Comparar o PRR português com o programa espanhol não só
ajuda a explicar muitos erros, como dá importantes pistas sobre o futuro.
O PRR revisto começa por ser decepcionante em relação à
forma como o governo não ouviu os inúmeros protestos da sociedade civil, que se
queixou de excesso de Estado.
Escolhendo apenas um tema, pela sua especial importância, o
da Formação e qualificação, verificamos que é um dos elementos mais mal
tratados do programa. Não se antecipa a reforma profunda que esta actividade
necessita, que deveria ser mais focada nas necessidades concretas da economia e
das empresas; os montantes previstos, em vez de serem largamente expandidos da
quota original de apenas 8%, sofreram um corte de 35 milhões de euros; mais de
metade da verba é destinada a “Modernização da oferta e dos estabelecimentos de
ensino e da formação profissional”, como se o problema residisse nas
instalações.
As insuficiências e defeitos do PRR português tornam-se
ainda mais flagrantes e indesculpáveis quando aquele é confrontado com o
programa espanhol (PRTE), também apresentado por um governo de esquerda,
sublinhe-se.
Um dos problemas maiores do nosso PRR é vir colmatar
investimento corrente, que o governo cortou (temos tido investimento público
ainda mais baixo do que no tempo da “troika”), para financiar políticas
eleitoralistas, como as 35 horas na administração pública. Assim, em vez de
termos novos investimentos, vamos apenas ter o que foi (mal) adiado.

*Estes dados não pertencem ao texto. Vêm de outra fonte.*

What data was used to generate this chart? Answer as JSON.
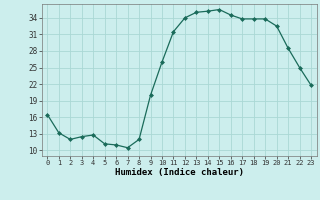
{
  "x": [
    0,
    1,
    2,
    3,
    4,
    5,
    6,
    7,
    8,
    9,
    10,
    11,
    12,
    13,
    14,
    15,
    16,
    17,
    18,
    19,
    20,
    21,
    22,
    23
  ],
  "y": [
    16.5,
    13.2,
    12.0,
    12.5,
    12.8,
    11.2,
    11.0,
    10.5,
    12.0,
    20.0,
    26.0,
    31.5,
    34.0,
    35.0,
    35.2,
    35.5,
    34.5,
    33.8,
    33.8,
    33.8,
    32.5,
    28.5,
    25.0,
    21.8
  ],
  "line_color": "#1a6b5a",
  "marker": "D",
  "marker_size": 2.0,
  "bg_color": "#cceeed",
  "grid_color": "#aad8d5",
  "xlabel": "Humidex (Indice chaleur)",
  "xlim": [
    -0.5,
    23.5
  ],
  "ylim": [
    9,
    36.5
  ],
  "yticks": [
    10,
    13,
    16,
    19,
    22,
    25,
    28,
    31,
    34
  ],
  "xticks": [
    0,
    1,
    2,
    3,
    4,
    5,
    6,
    7,
    8,
    9,
    10,
    11,
    12,
    13,
    14,
    15,
    16,
    17,
    18,
    19,
    20,
    21,
    22,
    23
  ]
}
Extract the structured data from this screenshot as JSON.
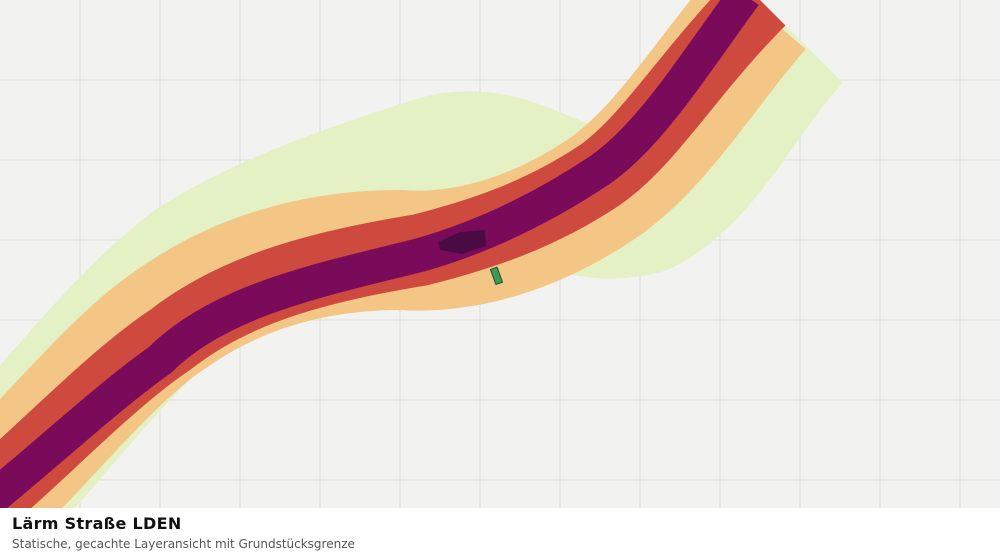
{
  "title": "Lärm Straße LDEN",
  "subtitle": "Statische, gecachte Layeransicht mit Grundstücksgrenze"
}
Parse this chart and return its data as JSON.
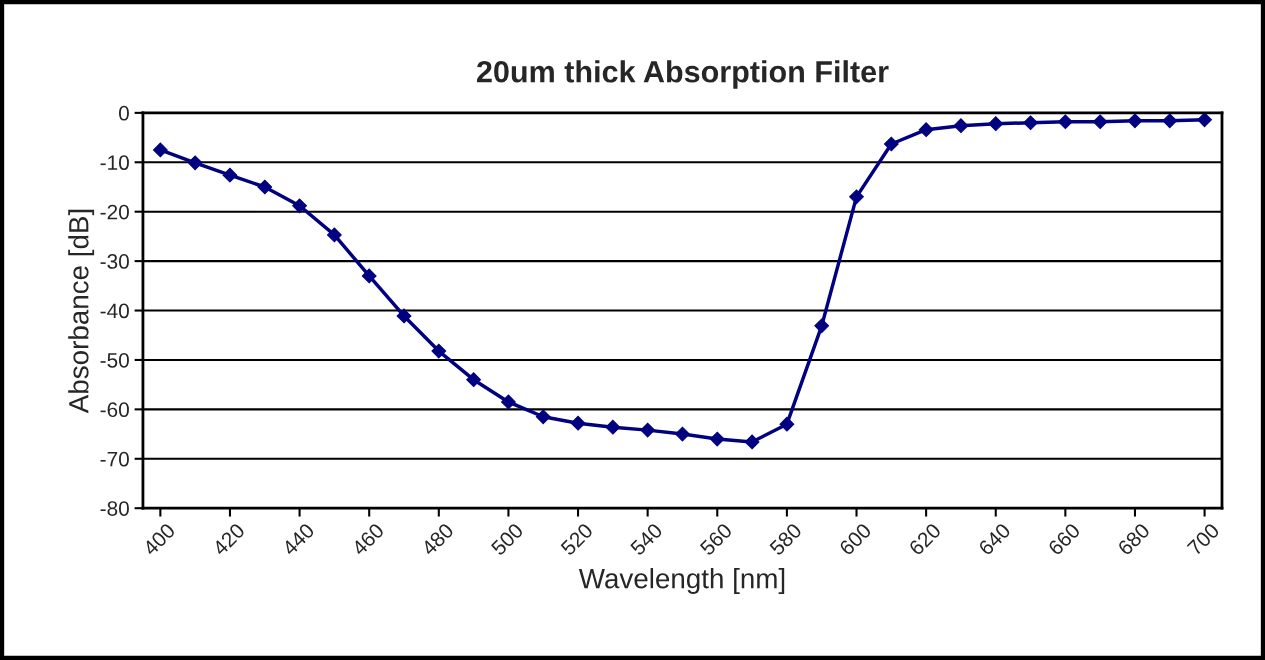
{
  "chart_data": {
    "type": "line",
    "title": "20um thick Absorption Filter",
    "xlabel": "Wavelength [nm]",
    "ylabel": "Absorbance [dB]",
    "x": [
      400,
      410,
      420,
      430,
      440,
      450,
      460,
      470,
      480,
      490,
      500,
      510,
      520,
      530,
      540,
      550,
      560,
      570,
      580,
      590,
      600,
      610,
      620,
      630,
      640,
      650,
      660,
      670,
      680,
      690,
      700
    ],
    "series": [
      {
        "color": "#000080",
        "values": [
          -7.5,
          -10.1,
          -12.6,
          -15,
          -18.8,
          -24.7,
          -33,
          -41.1,
          -48.2,
          -54,
          -58.5,
          -61.5,
          -62.8,
          -63.6,
          -64.2,
          -65,
          -66,
          -66.6,
          -63,
          -43.1,
          -17,
          -6.3,
          -3.4,
          -2.6,
          -2.2,
          -2,
          -1.8,
          -1.8,
          -1.6,
          -1.6,
          -1.4
        ]
      }
    ],
    "xlim": [
      395,
      705
    ],
    "xticks": [
      400,
      420,
      440,
      460,
      480,
      500,
      520,
      540,
      560,
      580,
      600,
      620,
      640,
      660,
      680,
      700
    ],
    "ylim": [
      -80,
      0
    ],
    "yticks": [
      -80,
      -70,
      -60,
      -50,
      -40,
      -30,
      -20,
      -10,
      0
    ],
    "grid": "y",
    "marker": "diamond",
    "line_style": "solid",
    "legend": false
  }
}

Comparando com o caso espanhol, isso ainda se torna mais
flagrante. Em primeiro lugar, a saúde, em “18. Renovación y ampliación de las
capacidades del Sistema Nacional de Salud”, recebe apenas 1,5% dos
investimentos enquanto no caso português o SNS irá receber 8,3% do total, um
sinal evidente que o nosso governo pretende usar o PRR para colmatar os
investimentos que deixou de fazer nesta área nos últimos anos.
Em segundo lugar, todo o capítulo “XX. Modernización del
sistema fiscal”, não tem qualquer verba atribuída neste programa, sinal de que
será concretizado com base na actividade corrente do executivo e dos orçamentos
nacionais.
Um dos aspectos mais incompreensíveis é que este PRR,
infelizmente, por um lado, se assume mais como instrumento de recuperação de
curto prazo do que como desenvolvimento de médio prazo, e, por outro, tem um
calendário de investimento dos mais atrasados da UE. Isto é absurdo, porque se
a preocupação maior é a recuperação, então o investimento deveria ser realizado
o mais cedo possível.
Quando comparado o calendário português com o espanhol,
ainda se torna mais visível a incongruência: enquanto em Espanha se antecipa
realizar quase todo o investimento até 2023, no nosso caso há um atraso de dois
anos em relação a este desempenho.
Agora que o PRR, com todas as suas limitações, está
definido, temos que nos focar na sua fiscalização, para o que se exige a maior
transparência e uma oposição especialmente exigente.